Terdapat berbagai tradisi unik di kalangan umat Islam di Indonesia ketika bulan Ramadan akan usai dan hari raya Idul Fitri telah tiba. Salah satu tradisi itu adalah Halal bi Halal, atau yang dikenal juga sebagai Syawalan, Silaturrahmi Hari Raya dan semisalnya. Karena itu tradisi, tentu saja hukumnya adalah boleh.
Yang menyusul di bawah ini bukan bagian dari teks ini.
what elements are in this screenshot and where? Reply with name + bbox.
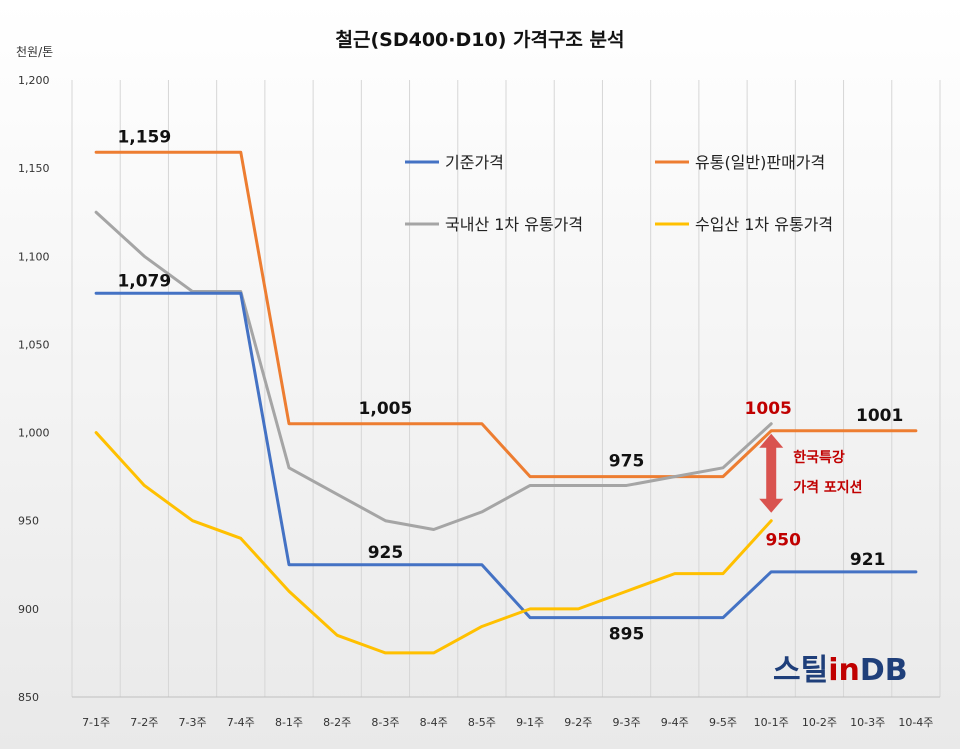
data-label: 1005 [745,399,792,419]
gridlines [71,80,941,698]
x-tick-label: 7-1주 [82,716,110,729]
x-tick-label: 8-3주 [371,716,399,729]
y-tick-label: 900 [18,603,39,616]
data-label: 1,005 [359,399,413,419]
x-tick-label: 9-3주 [613,716,641,729]
x-tick-label: 8-4주 [420,716,448,729]
data-label: 925 [368,543,404,563]
annotation-text: 가격 포지션 [793,479,862,496]
data-labels: 1,159 1,079 1,005 925 975 895 1005 1001 950 921 [117,127,903,644]
data-label: 1,079 [117,271,171,291]
annotation-arrow-head-up [759,433,784,448]
annotation-arrow-head-down [759,498,784,513]
y-tick-label: 1,000 [18,427,50,440]
x-tick-label: 8-1주 [275,716,303,729]
logo-part-in: in [828,653,860,688]
legend-label: 유통(일반)판매가격 [695,153,825,172]
x-tick-label: 9-2주 [564,716,592,729]
data-label: 1001 [856,406,903,426]
data-label: 921 [850,550,886,570]
x-tick-label: 7-3주 [179,716,207,729]
annotation-arrow-shaft [766,445,777,501]
chart-title: 철근(SD400·D10) 가격구조 분석 [336,29,625,51]
data-label: 975 [609,452,645,472]
y-tick-label: 950 [18,515,39,528]
y-tick-label: 1,200 [18,74,50,87]
logo: 스틸inDB [773,653,908,688]
legend-label: 기준가격 [445,153,504,172]
annotation-text: 한국특강 [793,449,845,466]
legend-label: 수입산 1차 유통가격 [695,215,833,234]
x-tick-label: 10-3주 [850,716,885,729]
x-tick-label: 9-1주 [516,716,544,729]
x-tick-label: 10-1주 [754,716,789,729]
series-lines [94,150,918,655]
y-tick-label: 1,050 [18,338,50,351]
series-line [94,291,918,620]
logo-text: 스틸inDB [773,653,908,688]
legend-label: 국내산 1차 유통가격 [445,215,583,234]
data-label: 895 [609,625,645,645]
x-axis-ticks: 7-1주 7-2주 7-3주 7-4주 8-1주 8-2주 8-3주 8-4주 8-5주 9-1주… [82,716,933,729]
y-axis-unit: 천원/톤 [16,44,53,59]
data-label: 950 [765,531,801,551]
x-tick-label: 7-2주 [130,716,158,729]
series-line [94,431,773,655]
y-tick-label: 850 [18,691,39,704]
x-tick-label: 8-5주 [468,716,496,729]
x-tick-label: 10-4주 [898,716,933,729]
data-label: 1,159 [117,127,171,147]
x-tick-label: 7-4주 [227,716,255,729]
x-tick-label: 9-4주 [661,716,689,729]
series-line [94,210,773,532]
logo-part-db: DB [860,653,908,688]
y-axis-ticks: 850 900 950 1,000 1,050 1,100 1,150 1,200 [18,74,50,704]
y-tick-label: 1,150 [18,162,50,175]
y-tick-label: 1,100 [18,250,50,263]
x-tick-label: 8-2주 [323,716,351,729]
logo-part-korean: 스틸 [773,653,828,688]
x-tick-label: 9-5주 [709,716,737,729]
x-tick-label: 10-2주 [802,716,837,729]
series-line [94,150,918,479]
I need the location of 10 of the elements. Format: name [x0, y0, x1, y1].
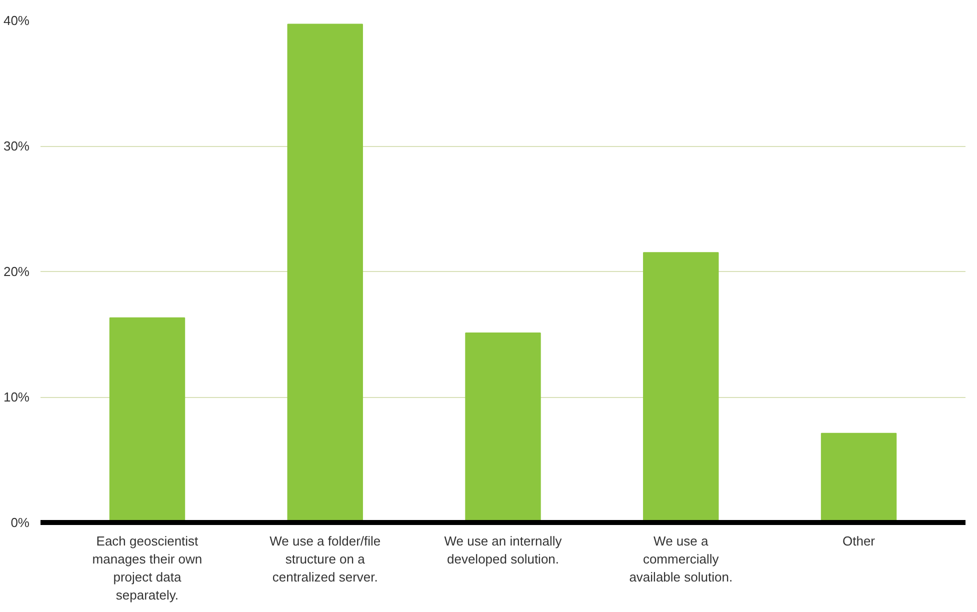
- x-tick-label: Other: [842, 534, 876, 548]
- x-tick-label: Each geoscientist manages their own project data separately.: [92, 534, 202, 602]
- y-tick-label: 40%: [3, 13, 30, 28]
- y-tick-label: 0%: [10, 515, 30, 530]
- y-tick-label: 30%: [3, 138, 30, 154]
- x-tick-label: We use an internally developed solution.: [444, 534, 562, 566]
- x-tick-label: We use a commercially available solution.: [629, 534, 733, 584]
- y-tick-label: 10%: [3, 390, 30, 404]
- y-tick-label: 20%: [3, 264, 30, 279]
- x-tick-label: We use a folder/file structure on a centralized server.: [270, 534, 381, 584]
Akan tetapi ternyata ada perbedaan pendapat dalam hal ini, lalu bagaimana pembahasannya ?
Pendapat Selain Muhammadiyah
Sebagian kalangan umat Islam di Indonesia berpendapat bahwa tradisi Halal bi Halal merupakan bid’ah karena hari raya dalam Islam harus berdasar dalil (tauqifiyyah). Tauqifiyyah menurut kalangan ini dalam hari raya ada dua sisi, yaitu sisi penyelenggaraan bahwa hari raya umat Islam hanya ada dua : Idul Fitri dan Idul Adha dan sisi tata pelaksanaannya.
Maka disimpulkan bahwa terdapat setidaknya dua pelanggaran syariah dalam acara Halal bi Halal, yaitu : (1) Mengakhirkan dan mengkhususkan permintaan maaf hingga hari Idul Fitri, dan (2) Ikhtilath (campur baur lawan jenis) dan berjabat tangan dengan lawan jenis yang bukan mahram.
Pendapat Muhammadiyah
Sebelum istilah halal bihalal ini diperkenalkan oleh KH Wahab Chasbullah, Majalah Suara Muhammadiyah edisi no.5 tahun 1924 sudah menggunakan istilah ini denga dua jenis tulisan, yaitu Alal Bahalal dan Chalal bil Chalal yang berasal dari tulisan salah satu warga Muhammadiyah Gombong bernama Rachmad tentang pentingnya Chalal bil Chalal untuk sarana silaturrahmi saat hari raya Idul Fitri.
Maka Muhammadiyah tidak mengharamkannya, justru Muhammadiyah yang memulai dan mengembangkannya karena tradisi yang baik di hari raya.
Sumber :
Buku “Perbedaan Muhammadiyah dan Salafi : Kumpulan Perbandingan Masalah Fikih” ditulis oleh Dr. H. Ali Trigiyatno dan Muhammad Utama Al Faruqi, Lc., M.Pd. diterbitkan oleh Suara Muhammadiyah di tahun 2023.